Toyluk dönemlerinde yanlış, iyi araştırıp soruşturmadan dedikoduyu haber diye yazdığını söyleyen Kozluklu, bu durumu şöyle anlattı: "O zaman Cumhuriyet Gazetesi'nde çalışıyordum. Vatan Caddesi'nin üzerinde bir lunapark vardı. Orada etekli bir kadın şeklinde dönme dolap vardı. Üzeri branda ile kapatılmıştı. Hani Fatih bölgesine de giriyor diye, lunaparktaki o kadın figürlü dönme dolap için geldim ve şöyle yazdım: "İslamcılar dönme dolaptaki etekli kadına tahammül edemediler" Cumhuriyet Gazetesi'nde kocaman çıktı hem de birinci sayfada. Yalan haberdi, çok kötü, yazıklar olsun bana."

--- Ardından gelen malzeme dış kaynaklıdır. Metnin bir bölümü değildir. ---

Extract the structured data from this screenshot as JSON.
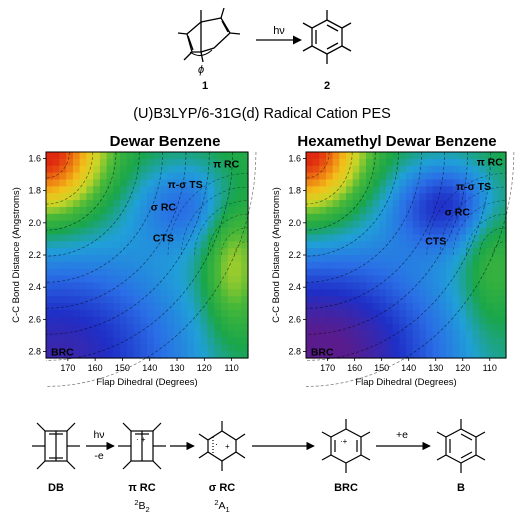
{
  "figure": {
    "main_title": "(U)B3LYP/6-31G(d) Radical Cation PES",
    "top_scheme": {
      "reactant_number": "1",
      "product_number": "2",
      "arrow_label": "hν",
      "angle_label": "ϕ"
    },
    "bottom_scheme": {
      "arrow1_top": "hν",
      "arrow1_bottom": "-e",
      "arrow4_top": "+e",
      "species": [
        {
          "label": "DB",
          "sub": "",
          "sub_sup": "",
          "sub_tail": ""
        },
        {
          "label": "π RC",
          "sub": "2",
          "sub_sup": "B",
          "sub_tail": "2"
        },
        {
          "label": "σ RC",
          "sub": "2",
          "sub_sup": "A",
          "sub_tail": "1"
        },
        {
          "label": "BRC",
          "sub": "",
          "sub_sup": "",
          "sub_tail": ""
        },
        {
          "label": "B",
          "sub": "",
          "sub_sup": "",
          "sub_tail": ""
        }
      ]
    }
  },
  "chart_data": [
    {
      "type": "heatmap",
      "title": "Dewar Benzene",
      "xlabel": "Flap Dihedral (Degrees)",
      "ylabel": "C-C Bond Distance (Angstroms)",
      "xlim": [
        178,
        104
      ],
      "ylim": [
        1.56,
        2.84
      ],
      "xticks": [
        170,
        160,
        150,
        140,
        130,
        120,
        110
      ],
      "yticks": [
        1.6,
        1.8,
        2.0,
        2.2,
        2.4,
        2.6,
        2.8
      ],
      "ytick_labels": [
        "1.6",
        "1.8",
        "2.0",
        "2.2",
        "2.4",
        "2.6",
        "2.8"
      ],
      "colorscale": [
        "#5a1c8c",
        "#1f2fc7",
        "#2a6ee6",
        "#20a0d8",
        "#1aa64a",
        "#48b838",
        "#c8d628",
        "#f2c21a",
        "#ee7a12",
        "#e02a10"
      ],
      "annotations": [
        {
          "text": "π RC",
          "x": 112,
          "y": 1.63
        },
        {
          "text": "π-σ TS",
          "x": 127,
          "y": 1.76
        },
        {
          "text": "σ RC",
          "x": 135,
          "y": 1.9
        },
        {
          "text": "CTS",
          "x": 135,
          "y": 2.09
        },
        {
          "text": "BRC",
          "x": 172,
          "y": 2.8
        }
      ]
    },
    {
      "type": "heatmap",
      "title": "Hexamethyl Dewar Benzene",
      "xlabel": "Flap Dihedral (Degrees)",
      "ylabel": "C-C Bond Distance (Angstroms)",
      "xlim": [
        178,
        104
      ],
      "ylim": [
        1.56,
        2.84
      ],
      "xticks": [
        170,
        160,
        150,
        140,
        130,
        120,
        110
      ],
      "yticks": [
        1.6,
        1.8,
        2.0,
        2.2,
        2.4,
        2.6,
        2.8
      ],
      "ytick_labels": [
        "1.6",
        "1.8",
        "2.0",
        "2.2",
        "2.4",
        "2.6",
        "2.8"
      ],
      "colorscale": [
        "#5a1c8c",
        "#1f2fc7",
        "#2a6ee6",
        "#20a0d8",
        "#1aa64a",
        "#48b838",
        "#c8d628",
        "#f2c21a",
        "#ee7a12",
        "#e02a10"
      ],
      "annotations": [
        {
          "text": "π RC",
          "x": 110,
          "y": 1.62
        },
        {
          "text": "π-σ TS",
          "x": 116,
          "y": 1.77
        },
        {
          "text": "σ RC",
          "x": 122,
          "y": 1.93
        },
        {
          "text": "CTS",
          "x": 130,
          "y": 2.11
        },
        {
          "text": "BRC",
          "x": 172,
          "y": 2.8
        }
      ]
    }
  ]
}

Kozluklu, 28 Şubat sürecinde ABD'ye gelmiş olan dönemin önemli generallerinden Çevik Bir ve Milli Güvenlik Kurulu Genel (MGK) Sekreteri İlhan Kılıç'ın söylediklerini Cumhuriyet'e haber olarak gönderdiğini ancak sansürlendiğini belirterek şunları söyledi: "28 Şubat sürecinde Ülker Grubu için "yeşil sermaye" diyorlardı. Ama ne zaman ki Cumhuriyet Gazetesi'nin içinden bir adam Ülker Grubu'nun yönetim kuruluna alındı, Ülker Grubu "yeşil sermaye" olmaktan çıktı. Bunları söylediğim için "kavgacı ve geveze adam" oldum. Cumhuriyet'e çalıştığım dönemde, Hikmet Çetinkaya, Fehmi Koru'nun dünyaca ünlü ve köklü eğitim kurumu olan Harward Üniversitesi'nden mezun olup olmadığını sorgulattı. Boston'da Harward'a gittim. Belgesini buldum ve faksta geçtim, o faks da bende duruyor. Ama Hikmet Çetinkaya yayınlamadı. Kendisi lise mezunu mudur nedir, bilmiyorum bile. ABD'deki Türk okullarını ilk yazan ve fotoğraflayan benim. Mahkemeye verdiler, Cumhuriyet Gazetesi Fethullah Hoca'ya karşı bugüne kadar bir davayı kaybetmedi. O da bu davaydı ve Zaman Gazetesi'nde "Fuat Kozluklu burada haberin bütün kurallarını yerine getirmiş" diye yazdılar. Ama olayı saptırmak için başlığı "ABD'de Şeriat kampı" diye atan Hikmet Çetinkaya idi. Ben Cumhuriyet Gazetesi'nde yalan haber yazan, yalan köşe yazısı yazan yalancılarla çalıştım."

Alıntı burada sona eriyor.